Aim: To evaluate factors that may contribute to the decision of the consultant medical officer (CMO) to: (1) admit a person with stroke to inpatient rehabilitation from acute hospitalisation; and (2) continue or cease inpatient rehabilitation.
Methods: A web-based survey of CMOs practising in Queensland Australia, who were members of the Australian and New Zealand Society of Geriatric Medicine (n ~ 90) or the Queensland Stroke Clinical Network (n ~ 30) was completed.

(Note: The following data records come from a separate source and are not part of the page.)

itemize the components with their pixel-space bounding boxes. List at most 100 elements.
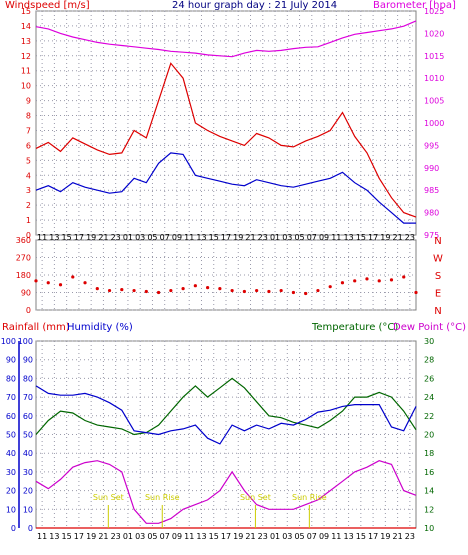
rainfall-tick-label: 10	[6, 505, 16, 514]
x-tick-label-bottom: 17	[221, 532, 231, 541]
wind-direction-point	[230, 288, 234, 293]
barometer-tick-label: 1000	[424, 119, 444, 128]
x-tick-label-top: 05	[147, 233, 157, 242]
barometer-tick-label: 1010	[424, 74, 444, 83]
wind-direction-point	[58, 283, 63, 287]
humidity-tick-label: 20	[23, 487, 33, 496]
x-tick-label-bottom: 17	[368, 532, 378, 541]
x-tick-label-top: 15	[62, 233, 72, 242]
x-tick-label-bottom: 07	[307, 532, 317, 541]
wind-direction-point	[279, 288, 283, 293]
sun-event-label: Sun Rise	[292, 493, 327, 502]
x-tick-label-top: 23	[405, 233, 415, 242]
wind-direction-point	[120, 287, 124, 292]
wind-tick-label: 2	[26, 201, 31, 210]
x-tick-label-bottom: 21	[245, 532, 255, 541]
humidity-tick-label: 10	[23, 505, 33, 514]
wind-direction-point	[340, 281, 345, 285]
x-tick-label-top: 01	[270, 233, 280, 242]
rainfall-tick-label: 40	[6, 449, 16, 458]
x-tick-label-top: 01	[123, 233, 133, 242]
x-tick-label-top: 09	[172, 233, 182, 242]
barometer-tick-label: 1015	[424, 52, 444, 61]
wind-tick-label: 5	[26, 156, 31, 165]
rainfall-tick-label: 90	[6, 356, 16, 365]
x-tick-label-top: 21	[393, 233, 403, 242]
humidity-tick-label: 70	[23, 393, 33, 402]
x-tick-label-bottom: 05	[147, 532, 157, 541]
x-tick-label-bottom: 13	[343, 532, 353, 541]
wind-gust-line	[35, 62, 417, 218]
wind-direction-point	[365, 277, 369, 281]
barometer-tick-label: 980	[424, 209, 439, 218]
wind-direction-point	[83, 281, 87, 285]
humidity-tick-label: 90	[23, 356, 33, 365]
compass-label: W	[433, 254, 443, 265]
x-tick-label-bottom: 07	[160, 532, 170, 541]
wind-direction-point	[353, 279, 357, 283]
rainfall-tick-label: 100	[1, 337, 16, 346]
x-tick-label-bottom: 15	[356, 532, 366, 541]
x-tick-label-top: 13	[343, 233, 353, 242]
wind-tick-label: 8	[26, 112, 31, 121]
x-tick-label-bottom: 15	[62, 532, 72, 541]
temperature-label: Temperature (°C)	[311, 322, 398, 333]
wind-tick-label: 14	[21, 22, 31, 31]
x-tick-label-bottom: 17	[74, 532, 84, 541]
barometer-label: Barometer [hpa]	[373, 0, 456, 11]
x-tick-label-bottom: 03	[135, 532, 145, 541]
direction-tick-label: 90	[21, 289, 31, 298]
wind-direction-point	[34, 279, 38, 283]
compass-label: N	[434, 306, 441, 317]
rainfall-label: Rainfall (mm)	[2, 322, 70, 333]
humidity-tick-label: 60	[23, 412, 33, 421]
rainfall-tick-label: 50	[6, 431, 16, 440]
wind-direction-point	[71, 275, 75, 279]
wind-tick-label: 13	[21, 37, 31, 46]
temperature-tick-label: 24	[424, 393, 434, 402]
wind-direction-point	[218, 287, 222, 291]
x-tick-label-bottom: 05	[294, 532, 304, 541]
wind-tick-label: 15	[21, 7, 31, 16]
temperature-tick-label: 14	[424, 487, 434, 496]
x-tick-label-bottom: 23	[258, 532, 268, 541]
x-tick-label-bottom: 21	[393, 532, 403, 541]
x-tick-label-bottom: 11	[331, 532, 341, 541]
temperature-tick-label: 12	[424, 505, 434, 514]
x-tick-label-bottom: 15	[209, 532, 219, 541]
x-tick-label-top: 07	[307, 233, 317, 242]
wind-tick-label: 0	[26, 231, 31, 240]
x-tick-label-bottom: 19	[380, 532, 390, 541]
wind-tick-label: 6	[26, 141, 31, 150]
chart-title: 24 hour graph day : 21 July 2014	[172, 0, 337, 11]
wind-direction-point	[156, 290, 161, 295]
barometer-line	[35, 20, 417, 58]
barometer-tick-label: 1020	[424, 29, 444, 38]
x-tick-label-top: 19	[233, 233, 243, 242]
x-tick-label-bottom: 03	[282, 532, 292, 541]
compass-label: E	[435, 289, 441, 300]
rainfall-tick-label: 20	[6, 487, 16, 496]
barometer-tick-label: 990	[424, 164, 439, 173]
sun-event-label: Sun Set	[93, 493, 124, 502]
humidity-tick-label: 0	[28, 524, 33, 533]
x-tick-label-top: 03	[282, 233, 292, 242]
humidity-tick-label: 30	[23, 468, 33, 477]
rainfall-tick-label: 30	[6, 468, 16, 477]
x-tick-label-bottom: 19	[233, 532, 243, 541]
temperature-tick-label: 18	[424, 449, 434, 458]
x-tick-label-top: 13	[196, 233, 206, 242]
wind-tick-label: 10	[21, 82, 31, 91]
x-tick-label-top: 09	[319, 233, 329, 242]
sun-event-label: Sun Set	[240, 493, 271, 502]
x-tick-label-top: 17	[368, 233, 378, 242]
x-tick-label-bottom: 09	[172, 532, 182, 541]
x-tick-label-top: 15	[209, 233, 219, 242]
wind-barometer-panel: Windspeed [m/s] 24 hour graph day : 21 J…	[5, 0, 456, 240]
temperature-tick-label: 22	[424, 412, 434, 421]
x-tick-label-bottom: 13	[196, 532, 206, 541]
x-tick-label-top: 13	[49, 233, 59, 242]
x-tick-label-top: 17	[74, 233, 84, 242]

The survey contained two sections to explore factors that could: (1) favour or disfavour admission to inpatient rehabilitation from acute hospitalisation; and (2) favour continuation or cessation of inpatient rehabilitation. Open and closed questions were used.
Results: Twenty-one CMOs (13–20% response rate, 43% geriatrician) completed the survey. Factors related to physical function, along with the presence of social supports favoured admission, while the presence of behavioural and cognitive impairments and a lack of staff capacity disfavoured admission. Improvements in function favoured continuation of inpatient rehabilitation, while a lack of improvement favoured cessation.
Conclusion: Factors related to the patient, their social support network and the organisation were found to influence the decision of the CMO to admit a person with stroke to inpatient rehabilitation from acute hospitalisation. Once in rehabilitation, demonstration of benefit was consistently reported to indicate continued service need.